Ségolène ROYAL : … les électeurs socialistes comprennent…
David PUJADAS : Mais il a dit : "Je m'adresse à vos électeurs, pas à leur président". Vous avez choisi une autre voie.
Ségolène ROYAL : Oui, mais moi, j'ai un contact personnel, vous le savez, depuis l'élection présidentielle avec François Bayrou. Il m'a semblé tout à fait normal de lui laisser un message pour pouvoir, sur votre plateau, devant vous, lancer un appel aux électeurs. Mais le principal appel…
David PUJADAS : Donc, vous ne l'avez pas encore eu au téléphone directement ?
Ségolène ROYAL : Pas directement, mais je n'attends pas de négociations particulières.
David PUJADAS : Vous ne le rencontrerez pas ? Il n'y aura pas de discussions sur de possibles accords ?
Ségolène ROYAL : Non, non, non, il n'en n'est pas… non, ce n'est pas… ça n'est pas du tout prévu, car ce que j'ai dit tout à l'heure, c'est qu'il y aurait des accords ou des désistements circonscription par circonscription, en fonction des circonstances locales, dans le respect des électeurs et dans le respect des valeurs communes, qui sont celles du pluralisme, qui sont celles de la recherche de l'État impartial et qui sont celles de la vérité de la parole politique par rapport à la façon dont les promesses fiscales seront financées sans laisser filer la dette.
David PUJADAS : Une dernière chose, Ségolène Royal : on entend des voix critiques au Parti Socialiste ; on entendait celle de Manuel Valls, par exemple, qui disait : "J'en ai assez que la vie politique, et notamment celle de mon parti, tourne autour de la vie d'un couple". Il y en a d'autres, mais il y a cette critique-là qui est faite aussi, après cette nouvelle défaite du Parti Socialiste lors de ce 1er tour.
Ségolène ROYAL : Écoutez, je ne vais pas commenter des propos un petit peu déplacés.

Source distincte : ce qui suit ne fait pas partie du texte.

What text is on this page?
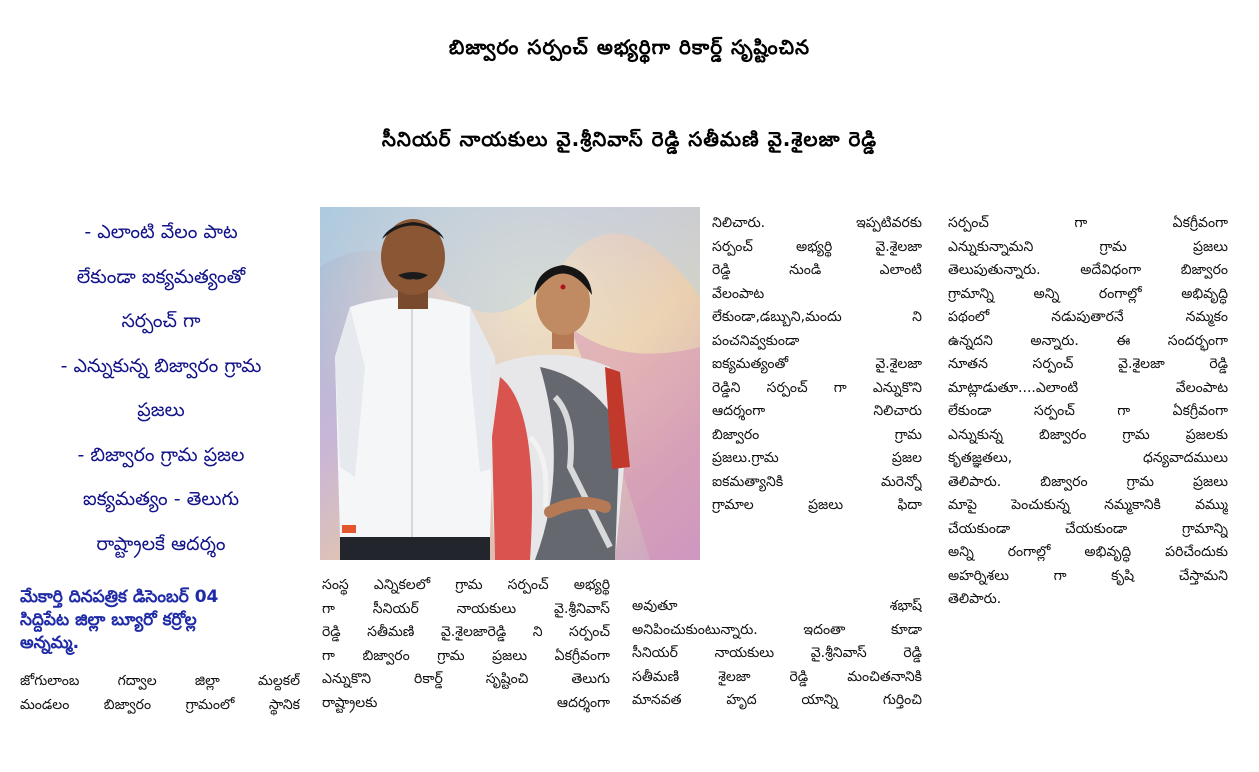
బిజ్వారం సర్పంచ్ అభ్యర్థిగా రికార్డ్ సృష్టించిన
సీనియర్ నాయకులు వై.శ్రీనివాస్ రెడ్డి సతీమణి వై.శైలజా రెడ్డి
- ఎలాంటి వేలం పాట
లేకుండా ఐక్యమత్యంతో
సర్పంచ్ గా
- ఎన్నుకున్న బిజ్వారం గ్రామ
ప్రజలు
- బిజ్వారం గ్రామ ప్రజల
ఐక్యమత్యం - తెలుగు
రాష్ట్రాలకే ఆదర్శం
మేకార్తి దినపత్రిక డిసెంబర్ 04
సిద్దిపేట జిల్లా బ్యూరో కర్రోల్ల
అన్నమ్మ.
జోగులాంబ గద్వాల జిల్లా మల్దకల్
మండలం బిజ్వారం గ్రామంలో స్థానిక
సంస్థ ఎన్నికలలో గ్రామ సర్పంచ్ అభ్యర్థి
గా సీనియర్ నాయకులు వై.శ్రీనివాస్
రెడ్డి సతీమణి వై.శైలజారెడ్డి ని సర్పంచ్
గా బిజ్వారం గ్రామ ప్రజలు ఏకగ్రీవంగా
ఎన్నుకొని రికార్డ్ సృష్టించి తెలుగు
రాష్ట్రాలకు ఆదర్శంగా
అవుతూ శభాష్
అనిపించుకుంటున్నారు. ఇదంతా కూడా
సీనియర్ నాయకులు వై.శ్రీనివాస్ రెడ్డి
సతీమణి శైలజా రెడ్డి మంచితనానికి
మానవత హృద యాన్ని గుర్తించి
నిలిచారు. ఇప్పటివరకు
సర్పంచ్ అభ్యర్థి వై.శైలజా
రెడ్డి నుండి ఎలాంటి
వేలంపాట
లేకుండా,డబ్బుని,మందు ని
పంచనివ్వకుండా
ఐక్యమత్యంతో వై.శైలజా
రెడ్డిని సర్పంచ్ గా ఎన్నుకొని
ఆదర్శంగా నిలిచారు
బిజ్వారం గ్రామ
ప్రజలు.గ్రామ ప్రజల
ఐకమత్యానికి మరెన్నో
గ్రామాల ప్రజలు ఫిదా
సర్పంచ్ గా ఏకగ్రీవంగా
ఎన్నుకున్నామని గ్రామ ప్రజలు
తెలుపుతున్నారు. అదేవిధంగా బిజ్వారం
గ్రామాన్ని అన్ని రంగాల్లో అభివృద్ధి
పథంలో నడుపుతారనే నమ్మకం
ఉన్నదని అన్నారు. ఈ సందర్భంగా
నూతన సర్పంచ్ వై.శైలజా రెడ్డి
మాట్లాడుతూ....ఎలాంటి వేలంపాట
లేకుండా సర్పంచ్ గా ఏకగ్రీవంగా
ఎన్నుకున్న బిజ్వారం గ్రామ ప్రజలకు
కృతజ్ఞతలు, ధన్యవాదములు
తెలిపారు. బిజ్వారం గ్రామ ప్రజలు
మాపై పెంచుకున్న నమ్మకానికి వమ్ము
చేయకుండా చేయకుండా గ్రామాన్ని
అన్ని రంగాల్లో అభివృద్ధి పరిచేందుకు
అహర్నిశలు గా కృషి చేస్తామని
తెలిపారు.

Chacun sait, quand même, depuis les 15 années que le… enfin même les 20 années que nous sommes engagés en politique, que nous avons chacun notre autonomie politique, nos engagements politiques, comme tout responsable politique, avec nos différences aussi, nos sensibilités. Vous savez d'ailleurs qu'au cours de ces élections, je ne suis pas candidate puisque je suis déjà présidente de la région Poitou-Charentes ; en revanche, je soutiens et je me déplace pour soutenir les candidats et les candidates de la Gauche.
David PUJADAS : Ces critiques ne vous affectent pas ?
Ségolène ROYAL : Non, pas du tout.
David PUJADAS : Merci, Ségolène Royal d'avoir répondu à notre invitation.